In my last blog, I wrote that I had been experimenting with a slightly adapted working definition of mindfulness—“the awareness and approach to life that arises from paying attention on purpose, fully present, with curiosity and compassion." This is a small shift from the most common modern definition of mindfulness, which describes the practice as ‘non-judgemental.' Misunderstanding of ‘non-judgement’ has, I believe, has led to some unjustified criticisms, which suggest thatmindfulness is ethically groundless or passive.
Mindfulness is just not neutral noticing. There are a clear set of attitudes which underpin the practice, and compassion may be the most important. Mindfulness just isn’t mindfulness without kindfulness. From the very first time we’re invited to come back to attention, we’re reminded to do this gently. Without this emphasis on friendliness, we set ourselves up for an internal battle, making struggle and stress as we try to force focus. Many people do get frustrated when they notice attention wandering, and it’s a key learning when they realize this noticing itself is mindfulness, and that it brings a chance to express care, understanding, patience, and love.

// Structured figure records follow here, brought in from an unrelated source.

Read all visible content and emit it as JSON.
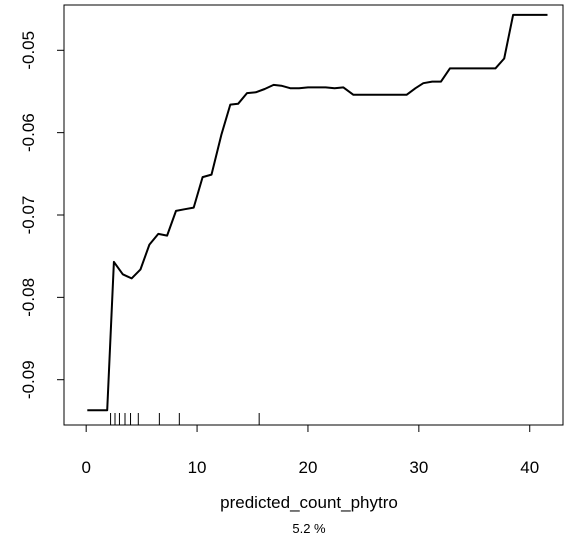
{
  "chart_data": {
    "type": "line",
    "xlabel": "predicted_count_phytro",
    "subtitle": "5.2 %",
    "ylabel": "",
    "xlim": [
      -2,
      43
    ],
    "ylim": [
      -0.0955,
      -0.0445
    ],
    "x_ticks": [
      0,
      10,
      20,
      30,
      40
    ],
    "x_tick_labels": [
      "0",
      "10",
      "20",
      "30",
      "40"
    ],
    "y_ticks": [
      -0.09,
      -0.08,
      -0.07,
      -0.06,
      -0.05
    ],
    "y_tick_labels": [
      "-0.09",
      "-0.08",
      "-0.07",
      "-0.06",
      "-0.05"
    ],
    "grid": false,
    "legend": "none",
    "series": [
      {
        "x": [
          0.1,
          1.9,
          2.5,
          3.3,
          4.1,
          4.9,
          5.7,
          6.5,
          7.3,
          8.1,
          8.9,
          9.7,
          10.5,
          11.3,
          12.2,
          13.0,
          13.7,
          14.5,
          15.3,
          16.1,
          16.9,
          17.6,
          18.4,
          19.2,
          20.0,
          20.8,
          21.6,
          22.4,
          23.2,
          24.1,
          24.9,
          25.7,
          26.5,
          27.3,
          28.1,
          28.9,
          29.7,
          30.4,
          31.2,
          32.0,
          32.8,
          33.6,
          34.4,
          35.3,
          36.1,
          36.9,
          37.7,
          38.5,
          39.2,
          40.0,
          40.8,
          41.6
        ],
        "y": [
          -0.0937,
          -0.0937,
          -0.0757,
          -0.0772,
          -0.0777,
          -0.0766,
          -0.0736,
          -0.0723,
          -0.0725,
          -0.0695,
          -0.0693,
          -0.0691,
          -0.0654,
          -0.0651,
          -0.0602,
          -0.0566,
          -0.0565,
          -0.0552,
          -0.0551,
          -0.0547,
          -0.0542,
          -0.0543,
          -0.0546,
          -0.0546,
          -0.0545,
          -0.0545,
          -0.0545,
          -0.0546,
          -0.0545,
          -0.0554,
          -0.0554,
          -0.0554,
          -0.0554,
          -0.0554,
          -0.0554,
          -0.0554,
          -0.0546,
          -0.054,
          -0.0538,
          -0.0538,
          -0.0522,
          -0.0522,
          -0.0522,
          -0.0522,
          -0.0522,
          -0.0522,
          -0.051,
          -0.0457,
          -0.0457,
          -0.0457,
          -0.0457,
          -0.0457
        ]
      }
    ],
    "rug": [
      2.2,
      2.6,
      3.0,
      3.5,
      4.0,
      4.7,
      6.6,
      8.4,
      15.6
    ]
  }
}
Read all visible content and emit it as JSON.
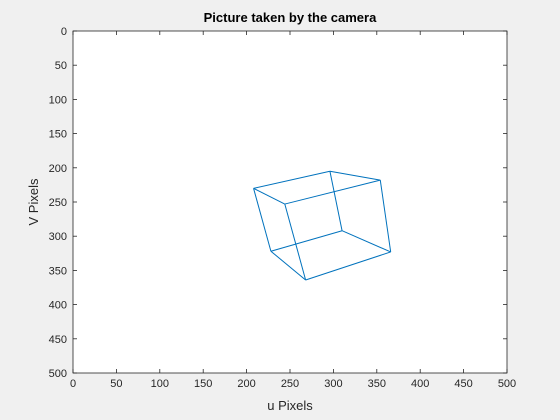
{
  "chart_data": {
    "type": "line",
    "title": "Picture taken by the camera",
    "xlabel": "u Pixels",
    "ylabel": "V Pixels",
    "xlim": [
      0,
      500
    ],
    "ylim": [
      0,
      500
    ],
    "y_reversed": true,
    "xticks": [
      0,
      50,
      100,
      150,
      200,
      250,
      300,
      350,
      400,
      450,
      500
    ],
    "yticks": [
      0,
      50,
      100,
      150,
      200,
      250,
      300,
      350,
      400,
      450,
      500
    ],
    "grid": false,
    "line_color": "#0072bd",
    "series": [
      {
        "values": "wireframe cube edges as [u, v] segments",
        "segments": [
          [
            [
              208,
              230
            ],
            [
              296,
              205
            ]
          ],
          [
            [
              296,
              205
            ],
            [
              354,
              218
            ]
          ],
          [
            [
              354,
              218
            ],
            [
              244,
              253
            ]
          ],
          [
            [
              244,
              253
            ],
            [
              208,
              230
            ]
          ],
          [
            [
              228,
              322
            ],
            [
              310,
              292
            ]
          ],
          [
            [
              310,
              292
            ],
            [
              366,
              323
            ]
          ],
          [
            [
              366,
              323
            ],
            [
              268,
              364
            ]
          ],
          [
            [
              268,
              364
            ],
            [
              228,
              322
            ]
          ],
          [
            [
              208,
              230
            ],
            [
              228,
              322
            ]
          ],
          [
            [
              296,
              205
            ],
            [
              310,
              292
            ]
          ],
          [
            [
              354,
              218
            ],
            [
              366,
              323
            ]
          ],
          [
            [
              244,
              253
            ],
            [
              268,
              364
            ]
          ]
        ]
      }
    ]
  }
}
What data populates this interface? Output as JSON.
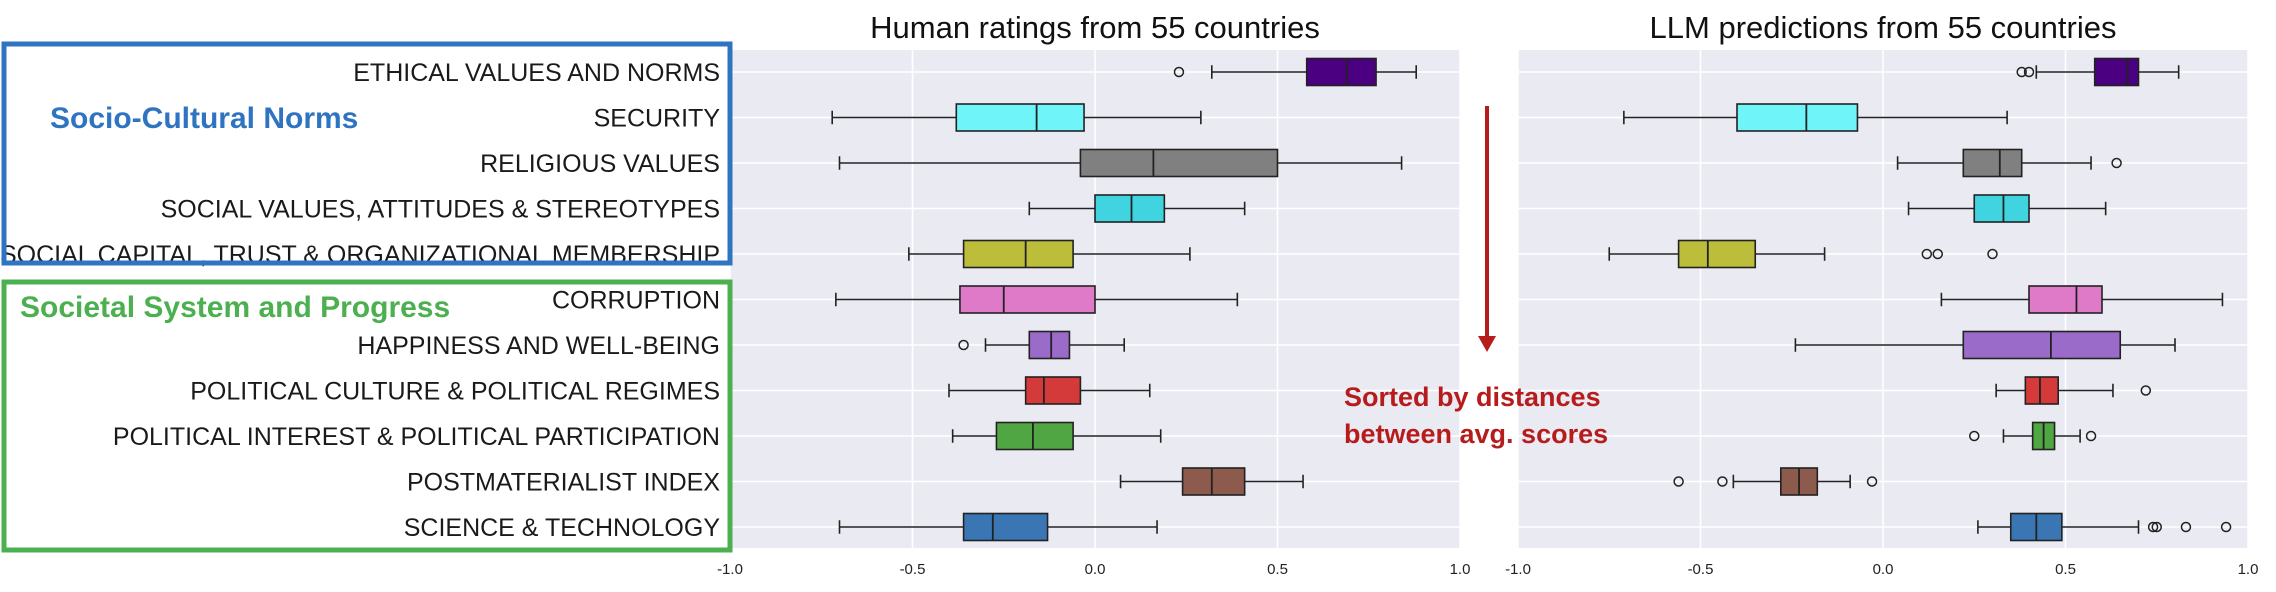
{
  "chart_data": {
    "type": "boxplot",
    "orientation": "horizontal",
    "categories": [
      "ETHICAL VALUES AND NORMS",
      "SECURITY",
      "RELIGIOUS VALUES",
      "SOCIAL VALUES, ATTITUDES & STEREOTYPES",
      "SOCIAL CAPITAL, TRUST & ORGANIZATIONAL MEMBERSHIP",
      "CORRUPTION",
      "HAPPINESS AND WELL-BEING",
      "POLITICAL CULTURE & POLITICAL REGIMES",
      "POLITICAL INTEREST & POLITICAL PARTICIPATION",
      "POSTMATERIALIST INDEX",
      "SCIENCE & TECHNOLOGY"
    ],
    "colors": [
      "#4b0082",
      "#6ef4f9",
      "#808080",
      "#40d4e0",
      "#bdbd3c",
      "#de7ac8",
      "#9b6bc9",
      "#d43a3a",
      "#4fa642",
      "#8c5b4e",
      "#3a76b4"
    ],
    "xlim": [
      -1.0,
      1.0
    ],
    "xticks": [
      "-1.0",
      "-0.5",
      "0.0",
      "0.5",
      "1.0"
    ],
    "panels": [
      {
        "title": "Human ratings from 55 countries",
        "boxes": [
          {
            "whislo": 0.32,
            "q1": 0.58,
            "med": 0.69,
            "q3": 0.77,
            "whishi": 0.88,
            "fliers": [
              0.23
            ]
          },
          {
            "whislo": -0.72,
            "q1": -0.38,
            "med": -0.16,
            "q3": -0.03,
            "whishi": 0.29,
            "fliers": []
          },
          {
            "whislo": -0.7,
            "q1": -0.04,
            "med": 0.16,
            "q3": 0.5,
            "whishi": 0.84,
            "fliers": []
          },
          {
            "whislo": -0.18,
            "q1": 0.0,
            "med": 0.1,
            "q3": 0.19,
            "whishi": 0.41,
            "fliers": []
          },
          {
            "whislo": -0.51,
            "q1": -0.36,
            "med": -0.19,
            "q3": -0.06,
            "whishi": 0.26,
            "fliers": []
          },
          {
            "whislo": -0.71,
            "q1": -0.37,
            "med": -0.25,
            "q3": 0.0,
            "whishi": 0.39,
            "fliers": []
          },
          {
            "whislo": -0.3,
            "q1": -0.18,
            "med": -0.12,
            "q3": -0.07,
            "whishi": 0.08,
            "fliers": [
              -0.36
            ]
          },
          {
            "whislo": -0.4,
            "q1": -0.19,
            "med": -0.14,
            "q3": -0.04,
            "whishi": 0.15,
            "fliers": []
          },
          {
            "whislo": -0.39,
            "q1": -0.27,
            "med": -0.17,
            "q3": -0.06,
            "whishi": 0.18,
            "fliers": []
          },
          {
            "whislo": 0.07,
            "q1": 0.24,
            "med": 0.32,
            "q3": 0.41,
            "whishi": 0.57,
            "fliers": []
          },
          {
            "whislo": -0.7,
            "q1": -0.36,
            "med": -0.28,
            "q3": -0.13,
            "whishi": 0.17,
            "fliers": []
          }
        ]
      },
      {
        "title": "LLM predictions from 55 countries",
        "boxes": [
          {
            "whislo": 0.42,
            "q1": 0.58,
            "med": 0.67,
            "q3": 0.7,
            "whishi": 0.81,
            "fliers": [
              0.38,
              0.4
            ]
          },
          {
            "whislo": -0.71,
            "q1": -0.4,
            "med": -0.21,
            "q3": -0.07,
            "whishi": 0.34,
            "fliers": []
          },
          {
            "whislo": 0.04,
            "q1": 0.22,
            "med": 0.32,
            "q3": 0.38,
            "whishi": 0.57,
            "fliers": [
              0.64
            ]
          },
          {
            "whislo": 0.07,
            "q1": 0.25,
            "med": 0.33,
            "q3": 0.4,
            "whishi": 0.61,
            "fliers": []
          },
          {
            "whislo": -0.75,
            "q1": -0.56,
            "med": -0.48,
            "q3": -0.35,
            "whishi": -0.16,
            "fliers": [
              0.12,
              0.15,
              0.3
            ]
          },
          {
            "whislo": 0.16,
            "q1": 0.4,
            "med": 0.53,
            "q3": 0.6,
            "whishi": 0.93,
            "fliers": []
          },
          {
            "whislo": -0.24,
            "q1": 0.22,
            "med": 0.46,
            "q3": 0.65,
            "whishi": 0.8,
            "fliers": []
          },
          {
            "whislo": 0.31,
            "q1": 0.39,
            "med": 0.43,
            "q3": 0.48,
            "whishi": 0.63,
            "fliers": [
              0.72
            ]
          },
          {
            "whislo": 0.33,
            "q1": 0.41,
            "med": 0.44,
            "q3": 0.47,
            "whishi": 0.54,
            "fliers": [
              0.25,
              0.57
            ]
          },
          {
            "whislo": -0.41,
            "q1": -0.28,
            "med": -0.23,
            "q3": -0.18,
            "whishi": -0.09,
            "fliers": [
              -0.56,
              -0.44,
              -0.03
            ]
          },
          {
            "whislo": 0.26,
            "q1": 0.35,
            "med": 0.42,
            "q3": 0.49,
            "whishi": 0.7,
            "fliers": [
              0.74,
              0.75,
              0.83,
              0.94
            ]
          }
        ]
      }
    ],
    "groups": [
      {
        "label": "Socio-Cultural Norms",
        "color": "#2e74c0"
      },
      {
        "label": "Societal System and Progress",
        "color": "#4caf50"
      }
    ],
    "annotation": {
      "line1": "Sorted by distances",
      "line2": "between avg. scores",
      "color": "#b71c1c"
    }
  }
}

As we train in these attitudes over and over, it begins to affect more than just our relationship with ourselves. As we cultivate the habit of being gentle, loving-kindness percolates outwards. Most practitioners find over time that they’re gentler with others around them, less reactive, less automatically hostile. This makes sense of course—the mind that relates to internal experience also connects to the external world, in which we live and work with others.
This is why I believe that mindfulness—taught and practised properly—is its own self-protection from misuse. As long as we commit ourselves to an ongoing practice of noticing what’s happening with curiosity and friendliness, awareness and compassion tend to follow. Whether taught and practised in friendly environments, or hostile ones in which the prevailing culture is grasping or aggressive, true mindfulness will lead to an increase in kindness, the basis for ethical action.
The key, of course, is reminding ourselves and others that mindfulness is more than just neutral attention training. That’s why I think having clear definitions are important—if mindfulness loses its kindfulness, then we really are lost.